Eugene Volokh, um conservador libertário e membro sênior da Hoover Institution, em Stanford, tem uma palavra para descrever a reviravolta drástica da equipe de Trump em relação à liberdade de expressão. Ele a chama de "inveja da censura".

“É da natureza humana querer restringir a expressão que você desaprova, para retaliar”, disse ele. “As pessoas são motivadas pela inveja da censura – a ideia de que o outro lado conseguiu suprimir a expressão que não gostava, então eu deveria entrar na onda e fazer parte dessa ação também.”

Volokh acrescentou que, em sua opinião, a censura de Trump para "recuperar o controle" foi um erro. "É ruim para o país. É ruim para o movimento conservador."

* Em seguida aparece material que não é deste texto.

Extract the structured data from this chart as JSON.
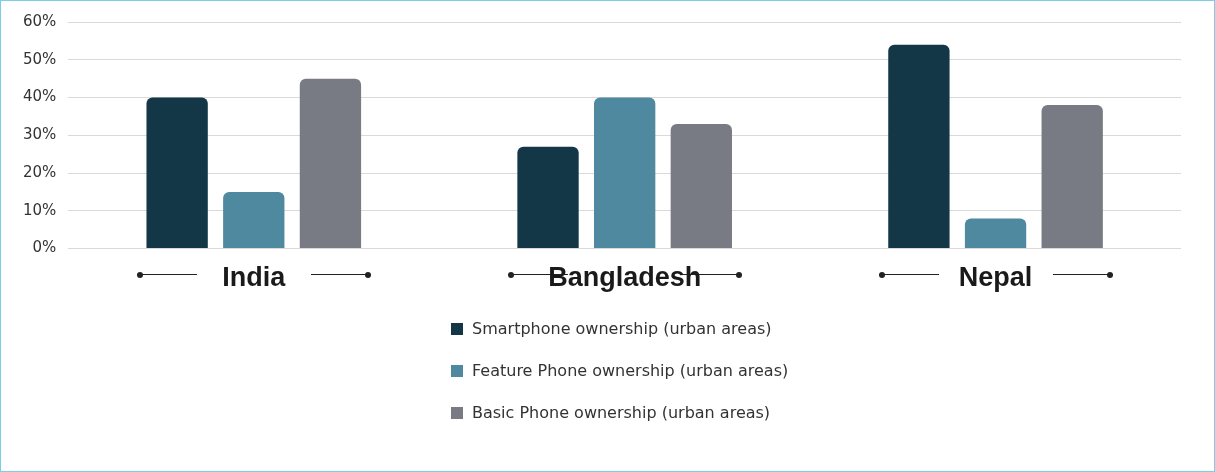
{
  "chart_data": {
    "type": "bar",
    "categories": [
      "India",
      "Bangladesh",
      "Nepal"
    ],
    "series": [
      {
        "name": "Smartphone ownership (urban areas)",
        "color": "#133747",
        "values": [
          40,
          27,
          54
        ]
      },
      {
        "name": "Feature Phone ownership (urban areas)",
        "color": "#4f89a0",
        "values": [
          15,
          40,
          8
        ]
      },
      {
        "name": "Basic Phone ownership (urban areas)",
        "color": "#787b83",
        "values": [
          45,
          33,
          38
        ]
      }
    ],
    "ylim": [
      0,
      60
    ],
    "yticks": [
      {
        "value": 0,
        "label": "0%"
      },
      {
        "value": 10,
        "label": "10%"
      },
      {
        "value": 20,
        "label": "20%"
      },
      {
        "value": 30,
        "label": "30%"
      },
      {
        "value": 40,
        "label": "40%"
      },
      {
        "value": 50,
        "label": "50%"
      },
      {
        "value": 60,
        "label": "60%"
      }
    ],
    "grid": "y",
    "legend": "bottom"
  }
}
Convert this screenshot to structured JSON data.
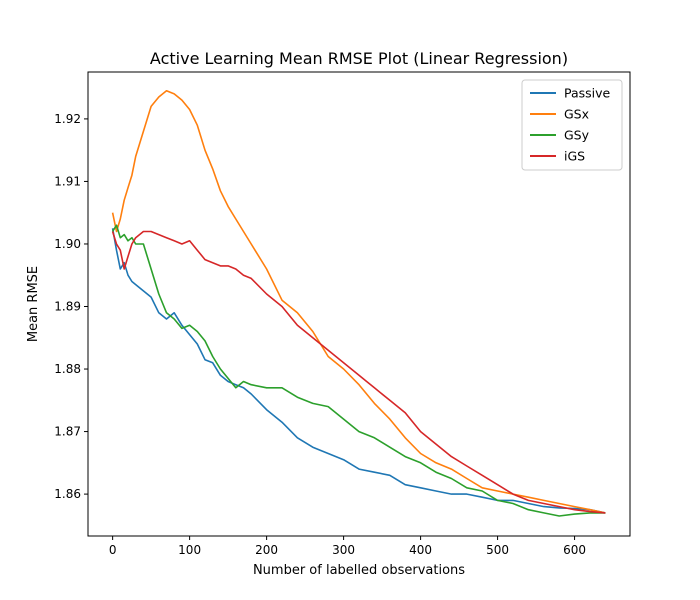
{
  "chart_data": {
    "type": "line",
    "title": "Active Learning Mean RMSE Plot (Linear Regression)",
    "xlabel": "Number of labelled observations",
    "ylabel": "Mean RMSE",
    "xlim": [
      -32,
      672
    ],
    "ylim": [
      1.8533,
      1.9275
    ],
    "xticks": [
      0,
      100,
      200,
      300,
      400,
      500,
      600
    ],
    "xtick_labels": [
      "0",
      "100",
      "200",
      "300",
      "400",
      "500",
      "600"
    ],
    "yticks": [
      1.86,
      1.87,
      1.88,
      1.89,
      1.9,
      1.91,
      1.92
    ],
    "ytick_labels": [
      "1.86",
      "1.87",
      "1.88",
      "1.89",
      "1.90",
      "1.91",
      "1.92"
    ],
    "grid": false,
    "legend_position": "top-right",
    "series": [
      {
        "name": "Passive",
        "color": "#1f77b4",
        "x": [
          0,
          5,
          10,
          15,
          20,
          25,
          30,
          40,
          50,
          60,
          70,
          80,
          90,
          100,
          110,
          120,
          130,
          140,
          150,
          160,
          170,
          180,
          200,
          220,
          240,
          260,
          280,
          300,
          320,
          340,
          360,
          380,
          400,
          420,
          440,
          460,
          480,
          500,
          520,
          540,
          560,
          580,
          600,
          620,
          640
        ],
        "y": [
          1.9025,
          1.899,
          1.896,
          1.897,
          1.895,
          1.894,
          1.8935,
          1.8925,
          1.8915,
          1.889,
          1.888,
          1.889,
          1.887,
          1.8855,
          1.884,
          1.8815,
          1.881,
          1.879,
          1.878,
          1.8775,
          1.877,
          1.876,
          1.8735,
          1.8715,
          1.869,
          1.8675,
          1.8665,
          1.8655,
          1.864,
          1.8635,
          1.863,
          1.8615,
          1.861,
          1.8605,
          1.86,
          1.86,
          1.8595,
          1.859,
          1.859,
          1.8585,
          1.858,
          1.8578,
          1.8577,
          1.8575,
          1.857
        ]
      },
      {
        "name": "GSx",
        "color": "#ff7f0e",
        "x": [
          0,
          5,
          10,
          15,
          20,
          25,
          30,
          40,
          50,
          60,
          70,
          80,
          90,
          100,
          110,
          120,
          130,
          140,
          150,
          160,
          170,
          180,
          200,
          220,
          240,
          260,
          280,
          300,
          320,
          340,
          360,
          380,
          400,
          420,
          440,
          460,
          480,
          500,
          520,
          540,
          560,
          580,
          600,
          620,
          640
        ],
        "y": [
          1.905,
          1.902,
          1.904,
          1.907,
          1.909,
          1.911,
          1.914,
          1.918,
          1.922,
          1.9235,
          1.9245,
          1.924,
          1.923,
          1.9215,
          1.919,
          1.915,
          1.912,
          1.9085,
          1.906,
          1.904,
          1.902,
          1.9,
          1.896,
          1.891,
          1.889,
          1.886,
          1.882,
          1.88,
          1.8775,
          1.8745,
          1.872,
          1.869,
          1.8665,
          1.865,
          1.864,
          1.8625,
          1.861,
          1.8605,
          1.86,
          1.8595,
          1.859,
          1.8585,
          1.858,
          1.8575,
          1.857
        ]
      },
      {
        "name": "GSy",
        "color": "#2ca02c",
        "x": [
          0,
          5,
          10,
          15,
          20,
          25,
          30,
          40,
          50,
          60,
          70,
          80,
          90,
          100,
          110,
          120,
          130,
          140,
          150,
          160,
          170,
          180,
          200,
          220,
          240,
          260,
          280,
          300,
          320,
          340,
          360,
          380,
          400,
          420,
          440,
          460,
          480,
          500,
          520,
          540,
          560,
          580,
          600,
          620,
          640
        ],
        "y": [
          1.902,
          1.903,
          1.901,
          1.9015,
          1.9005,
          1.901,
          1.9,
          1.9,
          1.896,
          1.892,
          1.889,
          1.888,
          1.8865,
          1.887,
          1.886,
          1.8845,
          1.882,
          1.88,
          1.8785,
          1.877,
          1.878,
          1.8775,
          1.877,
          1.877,
          1.8755,
          1.8745,
          1.874,
          1.872,
          1.87,
          1.869,
          1.8675,
          1.866,
          1.865,
          1.8635,
          1.8625,
          1.861,
          1.8605,
          1.859,
          1.8585,
          1.8575,
          1.857,
          1.8565,
          1.8568,
          1.857,
          1.857
        ]
      },
      {
        "name": "iGS",
        "color": "#d62728",
        "x": [
          0,
          5,
          10,
          15,
          20,
          25,
          30,
          40,
          50,
          60,
          70,
          80,
          90,
          100,
          110,
          120,
          130,
          140,
          150,
          160,
          170,
          180,
          200,
          220,
          240,
          260,
          280,
          300,
          320,
          340,
          360,
          380,
          400,
          420,
          440,
          460,
          480,
          500,
          520,
          540,
          560,
          580,
          600,
          620,
          640
        ],
        "y": [
          1.902,
          1.9,
          1.899,
          1.896,
          1.898,
          1.9,
          1.901,
          1.902,
          1.902,
          1.9015,
          1.901,
          1.9005,
          1.9,
          1.9005,
          1.899,
          1.8975,
          1.897,
          1.8965,
          1.8965,
          1.896,
          1.895,
          1.8945,
          1.892,
          1.89,
          1.887,
          1.885,
          1.883,
          1.881,
          1.879,
          1.877,
          1.875,
          1.873,
          1.87,
          1.868,
          1.866,
          1.8645,
          1.863,
          1.8615,
          1.86,
          1.859,
          1.8585,
          1.858,
          1.8575,
          1.8572,
          1.857
        ]
      }
    ]
  }
}
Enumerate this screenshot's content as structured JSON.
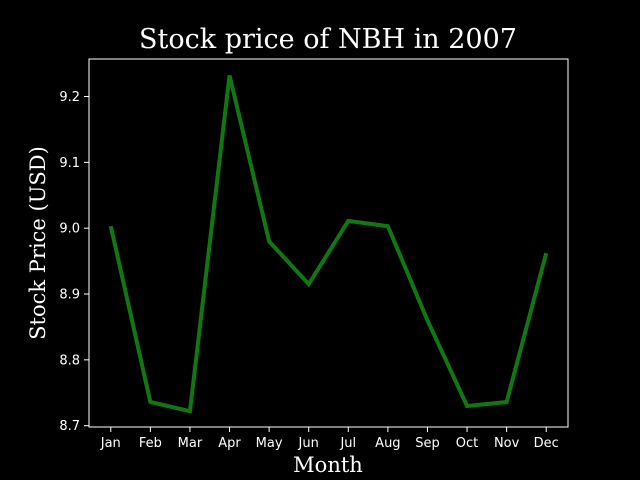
{
  "chart_data": {
    "type": "line",
    "title": "Stock price of NBH in 2007",
    "xlabel": "Month",
    "ylabel": "Stock Price (USD)",
    "categories": [
      "Jan",
      "Feb",
      "Mar",
      "Apr",
      "May",
      "Jun",
      "Jul",
      "Aug",
      "Sep",
      "Oct",
      "Nov",
      "Dec"
    ],
    "series": [
      {
        "values": [
          9.003,
          8.736,
          8.722,
          9.232,
          8.98,
          8.915,
          9.011,
          9.003,
          8.86,
          8.73,
          8.736,
          8.962
        ]
      }
    ],
    "ylim": [
      8.698,
      9.257
    ],
    "yticks": [
      8.7,
      8.8,
      8.9,
      9.0,
      9.1,
      9.2
    ],
    "ytick_labels": [
      "8.7",
      "8.8",
      "8.9",
      "9.0",
      "9.1",
      "9.2"
    ],
    "grid": false,
    "colors": {
      "background": "#000000",
      "line": "#117711",
      "text": "#ffffff",
      "axes": "#ffffff"
    }
  }
}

Essa advertência foi repetida por Sabrina Schaeffer, membro da equipe executiva do R Street Institute, que prega o liberalismo clássico, a liberdade individual e o livre mercado. Ela disse que tem coçado a cabeça nos últimos dias, enquanto tantos republicanos aplaudiam a repressão à liberdade de expressão.

"Sei que eles estão cansados ​​da política 'consciente'. Mas isso deve servir de alerta, porque um dia os democratas retomarão o poder e estarão ainda mais fortalecidos para silenciar opiniões divergentes."

Welch, que considera sua corrente libertariana nem de direita nem de esquerda, vê o momento atual como um marco na longa história. Sob Ronald Reagan, o Partido Republicano era uma igreja ampla que combinava conservadorismo com ativismo libertário, tendo a liberdade de expressão como um de seus princípios centrais.

O que Trump desencadeou, em contraste, "vai contra Reagan e 40 anos de política americana. As pessoas estão tão viciadas em poder agora que estão jogando os princípios pela janela".

Foram os republicanos, destacou Welch, que, nas décadas de 1970 e 1980, lideraram a mobilização, com base na liberdade de expressão, contra a chamada doutrina de imparcialidade da FCC, que exigia que as emissoras de TV transmitissem pontos de vista opostos sobre questões públicas controversas. Isso está muito longe do presidente republicano da FCC ameaçar uma emissora por causa de um comentário de um comediante.

“Eu me importo com o governo federal dizendo a uma emissora privada como ela deve conduzir seus negócios”, disse Welch. “Isso é loucura.”

Berry, de Cato, está claramente perturbado com a reviravolta dos acontecimentos, mas não se desesperou. Para ele, a saída desse atoleiro está nas mãos do judiciário americano e da própria Primeira Emenda, que ele considera a mais forte salvaguarda da liberdade de expressão no mundo.

“Continuo confiante de que os tribunais manterão os princípios de que o governo não pode ser tendencioso, de que não pode restringir a liberdade de expressão por meio de aplicação seletiva e de que não há lei contra o discurso de ódio.”

Quanto a Welch, ele encontra conforto em meio à tempestade em uma fonte mais amorfa. Ele se inspira no espírito americano e em uma característica que, segundo ele, é essencial desde antes da fundação do país.

Ou seja, a capacidade dos americanos de criticarem uns aos outros.

"Nós criticamos, sempre criticamos", disse ele. "Sempre fomos meio babacas, atrevidos."

Welch vê a representação de Trump na última temporada da sitcom animada South Park como uma continuação perfeita dessa característica. O presidente é retratado como um ditador viciado em censura dormindo com o diabo.

Isso dá esperança a Welch.

“Sinto que o South Park em cada um de nós acabará vencendo”, disse ele. “É o lugar natural para nós, e quando Trump finalmente sair, ele se verá no lado perdedor.”